“You are talked about, you and Perez,” he had informed her, “and the thing may have evil consequences. It is because I have eaten your bread that I tell you this for your own good.”
She had risen up in a great passion.
“You will leave my house, and never set foot in it again,” she had told him. “You should learn that grooms and lackeys have no concern in the conduct of great ladies. It is because you have eaten my bread that I tell you this for your own good.”
It drove him out incontinently, but it left her in the condition in which I was later to discover her. I set myself to soothe her. I swore that Escovedo should be punished. But she would not be soothed. She blamed herself for an unpardonable rashness. She should not have taken that tone with Escovedo. He could avenge himself by telling Philip, and if he told Philip, and Philip believed him—as Philip would, being jealous and mistrustful beyond all men—my ruin must follow. She had thought only of herself in dismissing him in that high-handed manner. Coming since to think of me it was that she had fallen into this despair.

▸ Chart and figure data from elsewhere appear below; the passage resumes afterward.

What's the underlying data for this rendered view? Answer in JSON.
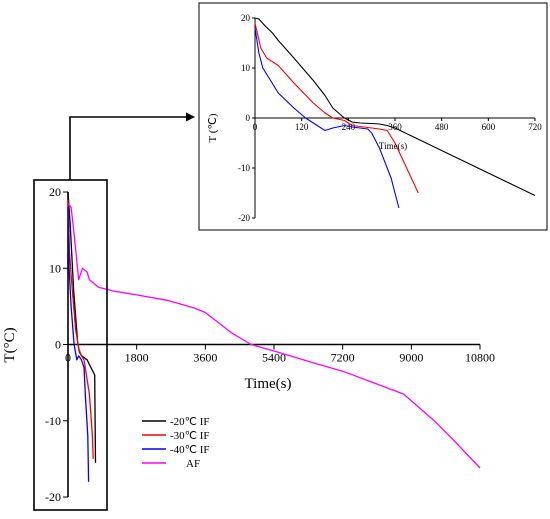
{
  "chart_data": [
    {
      "type": "line",
      "xlabel": "Time(s)",
      "ylabel": "T(°C)",
      "xlim": [
        0,
        10800
      ],
      "ylim": [
        -20,
        20
      ],
      "xticks": [
        "0",
        "1800",
        "3600",
        "5400",
        "7200",
        "9000",
        "10800"
      ],
      "yticks": [
        "20",
        "10",
        "0",
        "-10",
        "-20"
      ],
      "legend_position": "bottom-left",
      "series": [
        {
          "name": "-20℃ IF",
          "color": "#000000",
          "x": [
            0,
            60,
            150,
            250,
            300,
            320,
            360,
            500,
            600,
            700,
            720
          ],
          "y": [
            20,
            15.5,
            7,
            0.5,
            -1,
            -1.2,
            -1.5,
            -2,
            -3,
            -4,
            -15.5
          ]
        },
        {
          "name": "-30℃ IF",
          "color": "#ff0000",
          "x": [
            0,
            40,
            100,
            200,
            280,
            350,
            420,
            560,
            640,
            660
          ],
          "y": [
            19,
            12,
            8,
            2,
            -0.5,
            -1.5,
            -2,
            -6.5,
            -12,
            -15
          ]
        },
        {
          "name": "-40℃ IF",
          "color": "#0000ff",
          "x": [
            0,
            30,
            80,
            160,
            230,
            280,
            350,
            420,
            460,
            520,
            540
          ],
          "y": [
            18,
            10,
            5,
            0,
            -2,
            -1.5,
            -2,
            -3,
            -7,
            -12,
            -18
          ]
        },
        {
          "name": "AF",
          "color": "#ff00ff",
          "x": [
            0,
            80,
            160,
            280,
            380,
            500,
            560,
            800,
            1200,
            1800,
            2600,
            3300,
            3600,
            4300,
            4800,
            5500,
            6500,
            7200,
            8000,
            8800,
            9600,
            10100,
            10800
          ],
          "y": [
            18.5,
            18,
            14.5,
            8.5,
            10,
            9.5,
            8.5,
            7.5,
            7,
            6.5,
            5.8,
            4.8,
            4.2,
            1.5,
            0,
            -1,
            -2.5,
            -3.5,
            -5,
            -6.5,
            -10,
            -12.5,
            -16.2
          ]
        }
      ]
    },
    {
      "type": "line",
      "xlabel": "Time(s)",
      "ylabel": "T (℃)",
      "xlim": [
        0,
        720
      ],
      "ylim": [
        -20,
        20
      ],
      "xticks": [
        "0",
        "120",
        "240",
        "360",
        "480",
        "600",
        "720"
      ],
      "yticks": [
        "20",
        "10",
        "0",
        "-10",
        "-20"
      ],
      "series": [
        {
          "color": "#000000",
          "x": [
            0,
            10,
            25,
            45,
            60,
            100,
            150,
            180,
            200,
            230,
            250,
            270,
            300,
            320,
            340,
            360,
            720
          ],
          "y": [
            20,
            19.8,
            18.5,
            17,
            15.5,
            12,
            7.5,
            4.5,
            2,
            0,
            -0.8,
            -1,
            -1.1,
            -1.2,
            -1.5,
            -2,
            -15.5
          ]
        },
        {
          "color": "#ff0000",
          "x": [
            0,
            15,
            30,
            60,
            100,
            150,
            180,
            200,
            230,
            250,
            280,
            300,
            320,
            340,
            360,
            420
          ],
          "y": [
            19,
            14,
            12,
            10.5,
            7,
            3,
            1,
            0,
            -0.5,
            -1.5,
            -1.8,
            -2,
            -2.2,
            -2.5,
            -5,
            -15
          ]
        },
        {
          "color": "#0000ff",
          "x": [
            0,
            10,
            20,
            40,
            60,
            80,
            100,
            130,
            160,
            180,
            200,
            230,
            250,
            270,
            290,
            300,
            320,
            350,
            370
          ],
          "y": [
            18,
            13,
            10,
            7.5,
            5,
            3.5,
            2,
            0,
            -1.5,
            -2.5,
            -2,
            -1.5,
            -1.8,
            -2,
            -2.2,
            -3,
            -6,
            -12,
            -18
          ]
        }
      ]
    }
  ]
}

She clung to me in tears.
“Forgive me, Antonio. The fault is all mine—the fault of all. Always have I known that this danger must overhang you as a penalty for loving me. Always I knew it, and, knowing it, I should have been stronger. I should have sent you from me at the first. But I was so starved of love from childhood till I met you. I hungered so for love—for your love, Antonio—that I had not the strength. I was weak and selfish, and because I was ready and glad to pay the price myself, whatever it should be and whenever asked, I did not take thought enough for you.”
“Take no thought now,” I implored her, holding her close.
“I must. I can't help it. I have raised this peril for you. He will go to Philip.”
“Not he; he dare not. I am his only hope. I am the ladder by which he hopes to scale the heaven of his high ambition. If he destroys me, there is the kennel for himself. He knows it.”
“Do you say that to comfort me, or is it really true?”
“God's truth, sweetheart,” I swore, and drew her closer.